Eu estava parada no acostamento da BR-101, olhando para a placa de “Bem-vindos a Sereno do Sul”. O azul da tinta estava descascado, revelando o metal enferrujado por baixo. Alguém tinha pichado um coração torto sobre a letra “S”.
Oito anos.
Oito anos e a placa era a mesma. O cheiro era o mesmo — uma mistura densa de maresia, mato molhado e asfalto quente. O problema era eu. Eu não cabia mais aqui. Senti aquele aperto familiar no diafragma, o mesmo que me acordava às 4h da manhã em São Paulo. Ansiedade? Não. O nome disso era “fracasso logístico”.
O motorista desceu, limpando o suor da testa com as costas da mão. Ele abriu o bagageiro com um estrondo metálico que fez meus dentes vibrarem.
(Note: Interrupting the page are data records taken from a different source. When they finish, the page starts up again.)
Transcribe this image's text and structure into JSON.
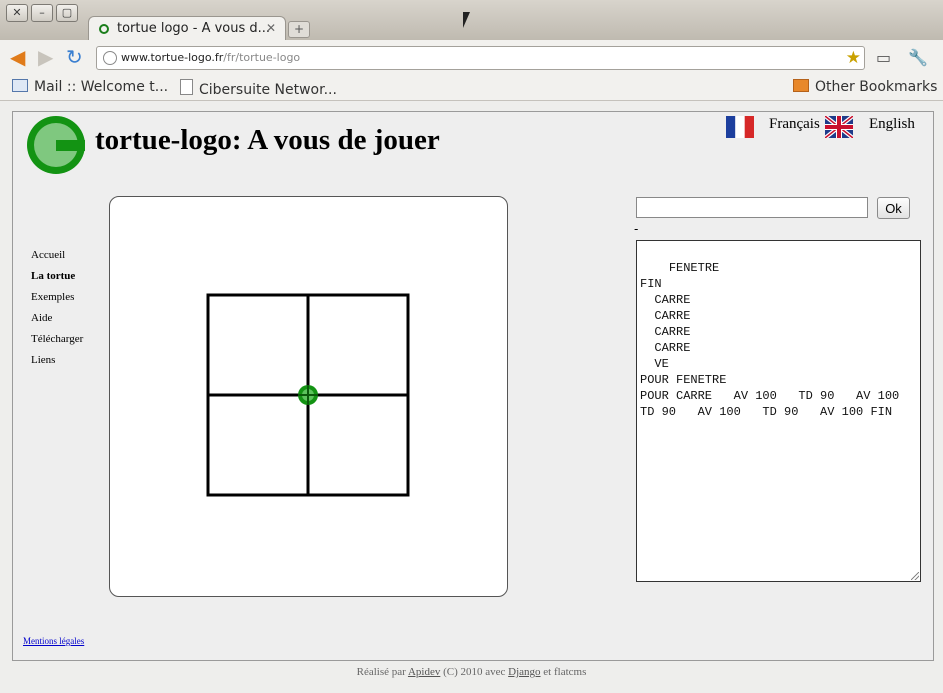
{
  "browser": {
    "tab_title": "tortue logo - A vous d...",
    "url_domain": "www.tortue-logo.fr",
    "url_path": "/fr/tortue-logo",
    "bookmarks": [
      "Mail :: Welcome t...",
      "Cibersuite Networ..."
    ],
    "other_bookmarks": "Other Bookmarks"
  },
  "header": {
    "title": "tortue-logo: A vous de jouer",
    "lang_fr": "Français",
    "lang_en": "English"
  },
  "nav": {
    "items": [
      "Accueil",
      "La tortue",
      "Exemples",
      "Aide",
      "Télécharger",
      "Liens"
    ],
    "active": "La tortue"
  },
  "command": {
    "input_value": "",
    "ok_label": "Ok",
    "status": "-",
    "program": "FENETRE\nFIN\n  CARRE\n  CARRE\n  CARRE\n  CARRE\n  VE\nPOUR FENETRE\nPOUR CARRE   AV 100   TD 90   AV 100   TD 90   AV 100   TD 90   AV 100 FIN"
  },
  "footer": {
    "legal": "Mentions légales",
    "prefix": "Réalisé par",
    "apidev": "Apidev",
    "middle": "(C) 2010 avec",
    "django": "Django",
    "suffix": "et flatcms"
  },
  "colors": {
    "turtle_green": "#139313",
    "link": "#0000cc"
  }
}
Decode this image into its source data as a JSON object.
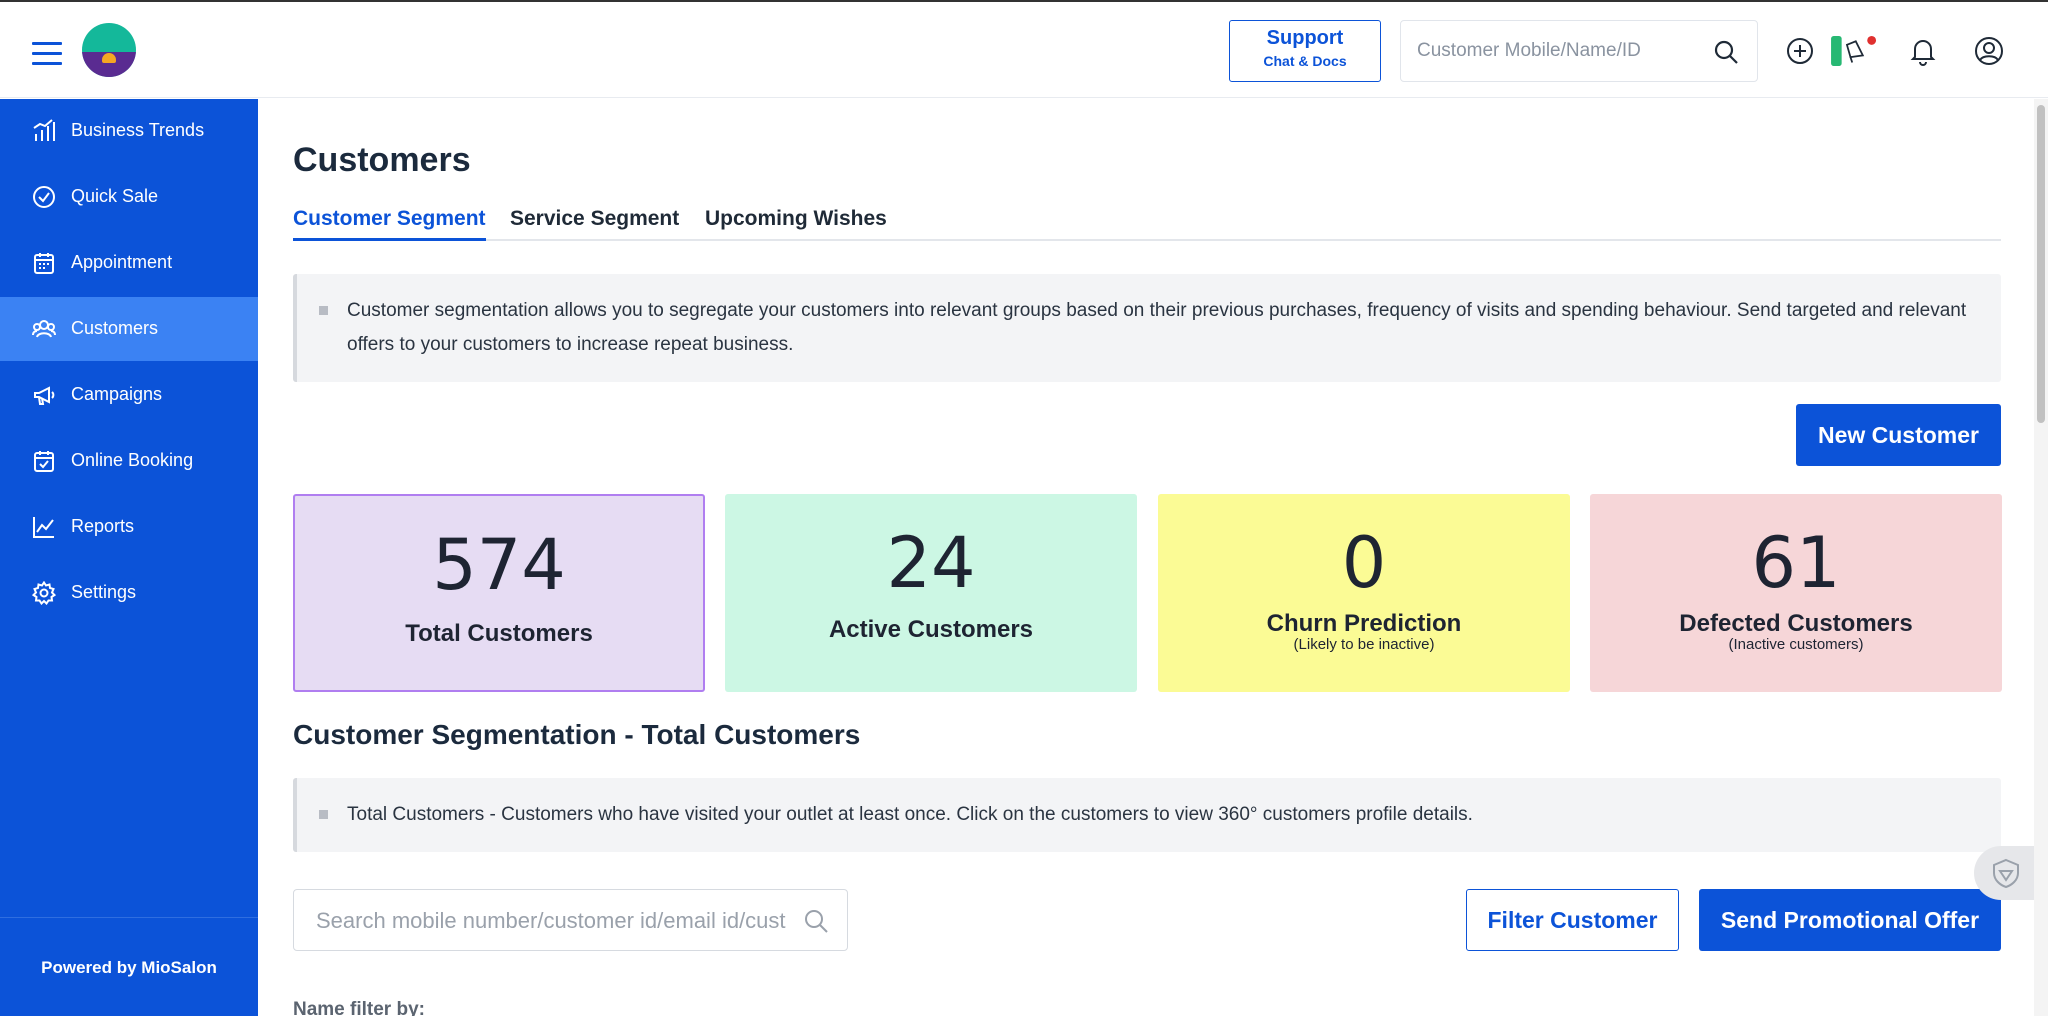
{
  "header": {
    "support_title": "Support",
    "support_subtitle": "Chat & Docs",
    "search_placeholder": "Customer Mobile/Name/ID"
  },
  "sidebar": {
    "items": [
      {
        "label": "Business Trends",
        "icon": "bar-chart-icon"
      },
      {
        "label": "Quick Sale",
        "icon": "check-circle-icon"
      },
      {
        "label": "Appointment",
        "icon": "calendar-icon"
      },
      {
        "label": "Customers",
        "icon": "users-icon",
        "active": true
      },
      {
        "label": "Campaigns",
        "icon": "megaphone-icon"
      },
      {
        "label": "Online Booking",
        "icon": "calendar-check-icon"
      },
      {
        "label": "Reports",
        "icon": "line-chart-icon"
      },
      {
        "label": "Settings",
        "icon": "gear-icon"
      }
    ],
    "powered_by": "Powered by MioSalon"
  },
  "main": {
    "title": "Customers",
    "tabs": [
      {
        "label": "Customer Segment",
        "active": true
      },
      {
        "label": "Service Segment"
      },
      {
        "label": "Upcoming Wishes"
      }
    ],
    "intro_text": "Customer segmentation allows you to segregate your customers into relevant groups based on their previous purchases, frequency of visits and spending behaviour. Send targeted and relevant offers to your customers to increase repeat business.",
    "new_customer_label": "New Customer",
    "cards": [
      {
        "value": "574",
        "label": "Total Customers",
        "sublabel": "",
        "color": "#e6dcf3",
        "border": "#b07ef0"
      },
      {
        "value": "24",
        "label": "Active Customers",
        "sublabel": "",
        "color": "#ccf7e4",
        "border": "#ccf7e4"
      },
      {
        "value": "0",
        "label": "Churn Prediction",
        "sublabel": "(Likely to be inactive)",
        "color": "#fbfb95",
        "border": "#fbfb95"
      },
      {
        "value": "61",
        "label": "Defected Customers",
        "sublabel": "(Inactive customers)",
        "color": "#f6d6d8",
        "border": "#f6d6d8"
      }
    ],
    "section_title": "Customer Segmentation - Total Customers",
    "section_text": "Total Customers - Customers who have visited your outlet at least once. Click on the customers to view 360° customers profile details.",
    "search_placeholder": "Search mobile number/customer id/email id/customer name",
    "filter_label": "Filter Customer",
    "promo_label": "Send Promotional Offer",
    "name_filter_label": "Name filter by:"
  },
  "colors": {
    "primary": "#0c53d8",
    "sidebar_active": "#3b82f3"
  }
}
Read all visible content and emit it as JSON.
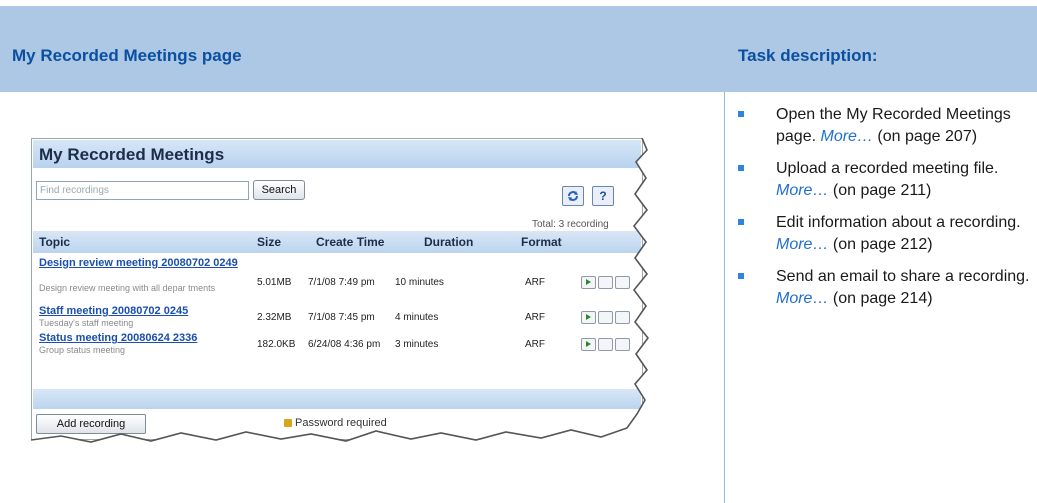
{
  "header": {
    "left_title": "My Recorded Meetings page",
    "right_title": "Task description:"
  },
  "tasks": [
    {
      "text": "Open the My Recorded Meetings page.",
      "link": "More…",
      "ref": "(on page 207)"
    },
    {
      "text": "Upload a recorded meeting file.",
      "link": "More…",
      "ref": "(on page 211)"
    },
    {
      "text": "Edit information about a recording.",
      "link": "More…",
      "ref": "(on page 212)"
    },
    {
      "text": "Send an email to share a recording.",
      "link": "More…",
      "ref": "(on page 214)"
    }
  ],
  "screenshot": {
    "title": "My Recorded Meetings",
    "search_placeholder": "Find recordings",
    "search_button": "Search",
    "help_label": "?",
    "total": "Total: 3 recording",
    "columns": {
      "topic": "Topic",
      "size": "Size",
      "create_time": "Create Time",
      "duration": "Duration",
      "format": "Format"
    },
    "rows": [
      {
        "topic": "Design review meeting 20080702 0249",
        "desc": "Design review meeting with all depar tments",
        "size": "5.01MB",
        "create_time": "7/1/08 7:49 pm",
        "duration": "10 minutes",
        "format": "ARF"
      },
      {
        "topic": "Staff meeting 20080702 0245",
        "desc": "Tuesday's staff meeting",
        "size": "2.32MB",
        "create_time": "7/1/08 7:45 pm",
        "duration": "4 minutes",
        "format": "ARF"
      },
      {
        "topic": "Status meeting 20080624 2336",
        "desc": "Group status meeting",
        "size": "182.0KB",
        "create_time": "6/24/08 4:36 pm",
        "duration": "3 minutes",
        "format": "ARF"
      }
    ],
    "add_button": "Add recording",
    "password_note": "Password required"
  }
}
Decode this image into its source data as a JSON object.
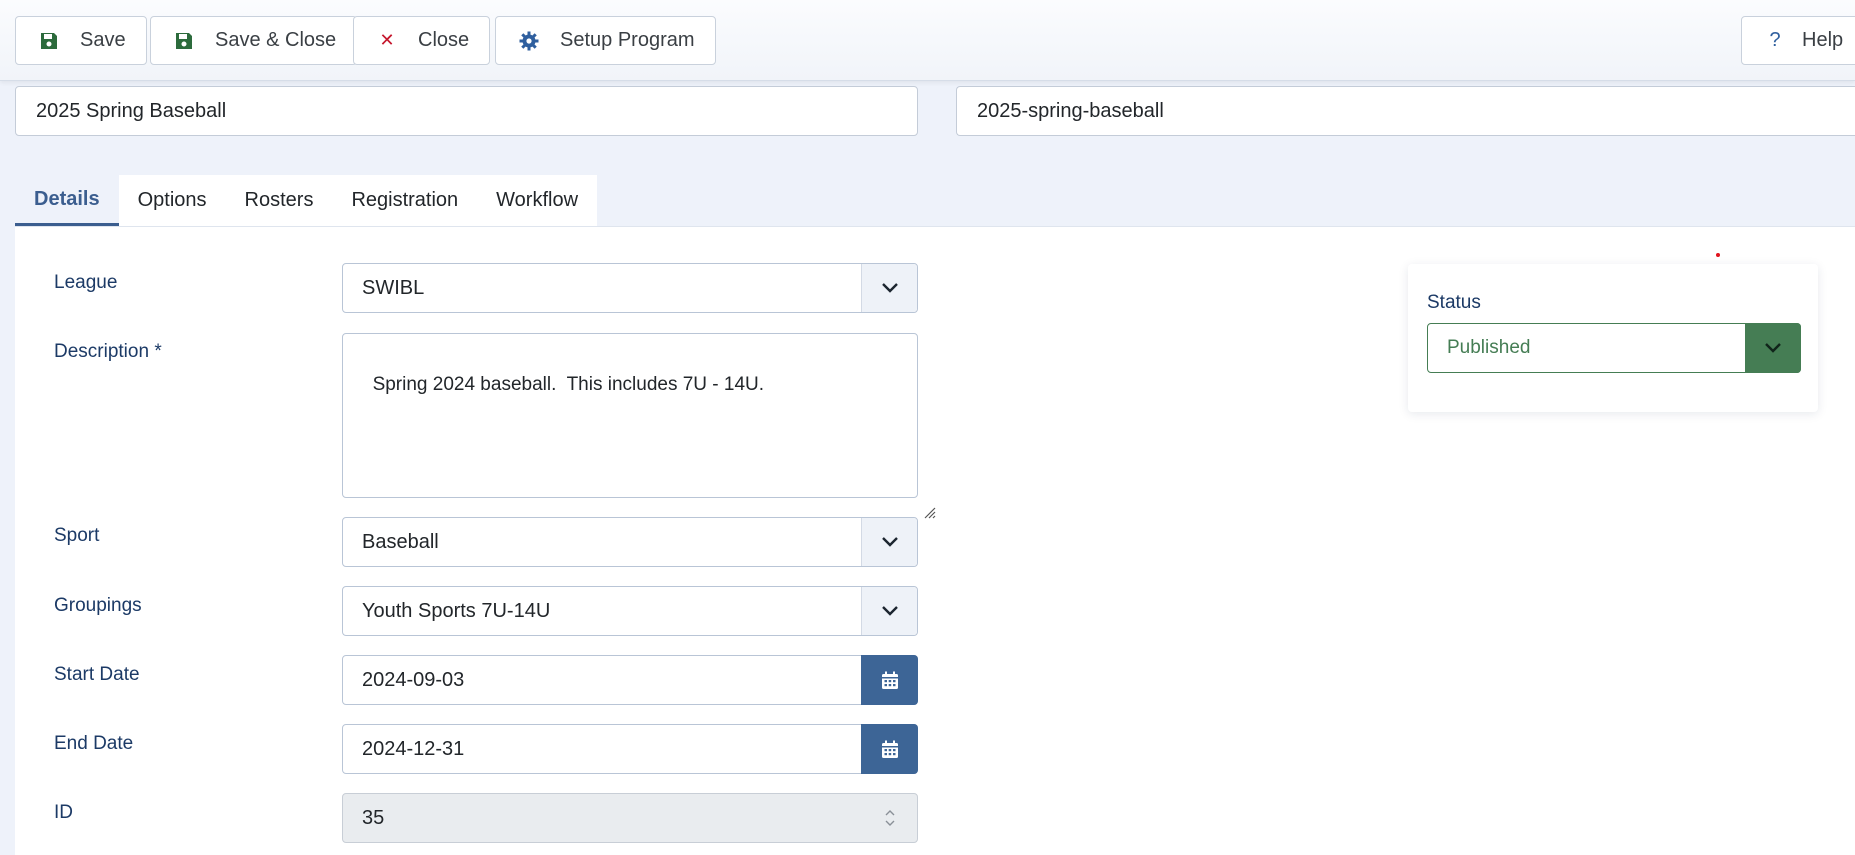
{
  "toolbar": {
    "save_label": "Save",
    "save_close_label": "Save & Close",
    "close_label": "Close",
    "setup_program_label": "Setup Program",
    "help_label": "Help",
    "help_glyph": "?",
    "close_glyph": "✕"
  },
  "title": {
    "name_value": "2025 Spring Baseball",
    "alias_value": "2025-spring-baseball"
  },
  "tabs": [
    {
      "label": "Details",
      "active": true
    },
    {
      "label": "Options",
      "active": false
    },
    {
      "label": "Rosters",
      "active": false
    },
    {
      "label": "Registration",
      "active": false
    },
    {
      "label": "Workflow",
      "active": false
    }
  ],
  "form": {
    "league": {
      "label": "League",
      "value": "SWIBL"
    },
    "description": {
      "label": "Description *",
      "value": "Spring 2024 baseball.  This includes 7U - 14U."
    },
    "sport": {
      "label": "Sport",
      "value": "Baseball"
    },
    "groupings": {
      "label": "Groupings",
      "value": "Youth Sports 7U-14U"
    },
    "start_date": {
      "label": "Start Date",
      "value": "2024-09-03"
    },
    "end_date": {
      "label": "End Date",
      "value": "2024-12-31"
    },
    "id": {
      "label": "ID",
      "value": "35"
    }
  },
  "status": {
    "label": "Status",
    "value": "Published"
  },
  "icons": {
    "save": "floppy-disk-icon",
    "close": "x-icon",
    "setup": "gear-icon",
    "help": "question-icon",
    "dropdown": "chevron-down-icon",
    "calendar": "calendar-icon"
  },
  "colors": {
    "accent_blue": "#3d6596",
    "status_green": "#457d54",
    "close_red": "#c5162c",
    "save_green": "#2c6b3c",
    "gear_blue": "#2f5f9e"
  }
}
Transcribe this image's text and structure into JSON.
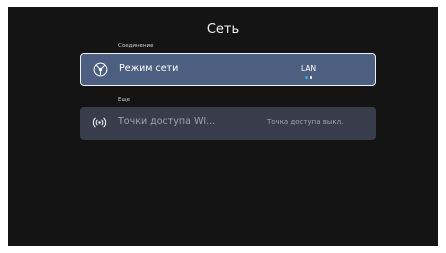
{
  "page": {
    "title": "Сеть"
  },
  "sections": {
    "connection": {
      "label": "Соединение"
    },
    "more": {
      "label": "Еще"
    }
  },
  "rows": {
    "network_mode": {
      "label": "Режим сети",
      "value": "LAN",
      "icon": "network-globe-icon",
      "options_indicator": {
        "count": 2,
        "selected_index": 0
      }
    },
    "hotspot": {
      "label": "Точки доступа WI...",
      "value": "Точка доступа выкл.",
      "icon": "wifi-hotspot-icon"
    }
  },
  "colors": {
    "background": "#141414",
    "selected_row": "#4d5f80",
    "selected_border": "#eef1f6",
    "row": "#383d4b",
    "accent_dot": "#2fa5e0",
    "inactive_dot": "#ffffff"
  }
}
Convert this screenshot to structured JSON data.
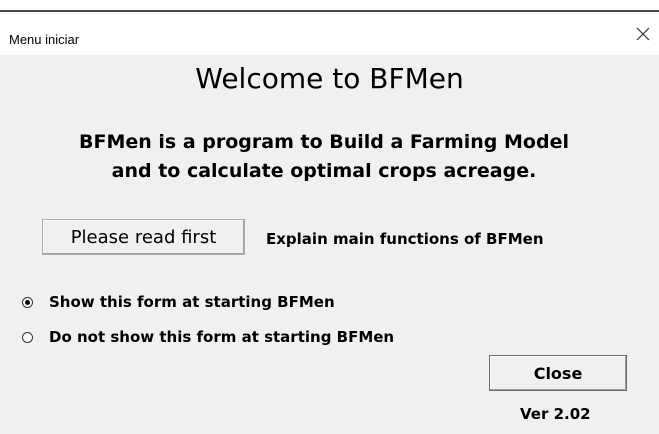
{
  "window": {
    "title": "Menu iniciar",
    "close_icon": "close-icon"
  },
  "main": {
    "welcome": "Welcome to BFMen",
    "description_line1": "BFMen is a program to Build a Farming Model",
    "description_line2": "and to calculate optimal crops acreage.",
    "read_button_label": "Please read first",
    "read_button_note": "Explain main functions of BFMen"
  },
  "options": {
    "show_form_label": "Show this form at starting BFMen",
    "hide_form_label": "Do not show this form at starting BFMen",
    "selected": "show_form"
  },
  "footer": {
    "close_label": "Close",
    "version": "Ver 2.02"
  },
  "colors": {
    "background": "#f0f0f0",
    "titlebar": "#ffffff",
    "border": "#4a4a4a"
  }
}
— Só essa, dona? — ele perguntou, puxando minha mala preta surrada para o asfalto.
— Só — minha voz saiu rouca. Pigarreei, tentando limpar a garganta seca. — Obrigada.
Ele bateu a porta, subiu os degraus e o ônibus partiu, levantando uma nuvem de poeira vermelha que grudou imediatamente no meu brilho labial. Fiquei ali, parada na beira da estrada, sentindo o calor úmido do litoral colar a camiseta nas minhas costas como uma segunda pele indesejada.
O Rio Grande do Sul tem essa mania de extremos, mas aqui no litoral a umidade é uma entidade viva. Ela abraça, sufoca e te lembra que você tem corpo. Em São Paulo, eu era uma cabeça flutuante cheia de preocupações e prazos. Aqui, em menos de dois minutos, eu já sentia o suor escorrendo pela coluna, o cabelo dobrando de volume e o pé inchando dentro do tênis.
Respirei fundo. O ar não tinha fuligem. Tinha cheiro de chuva que estava por vir.
— Vamos lá, Helena — murmurei para mim mesma. — É só um período sabático. Você não fugiu. Você fez um recuo estratégico.
Mentira. Eu fugi.
Fugi dos bip-bip-bip dos monitores cardíacos que não saíam da minha cabeça nem quando eu dormia. Fugi do apartamento vazio que custava metade do meu salário e da sensação de que, aos 29 anos, eu tinha conquistado tudo o que queria e, mesmo assim, me sentia oca.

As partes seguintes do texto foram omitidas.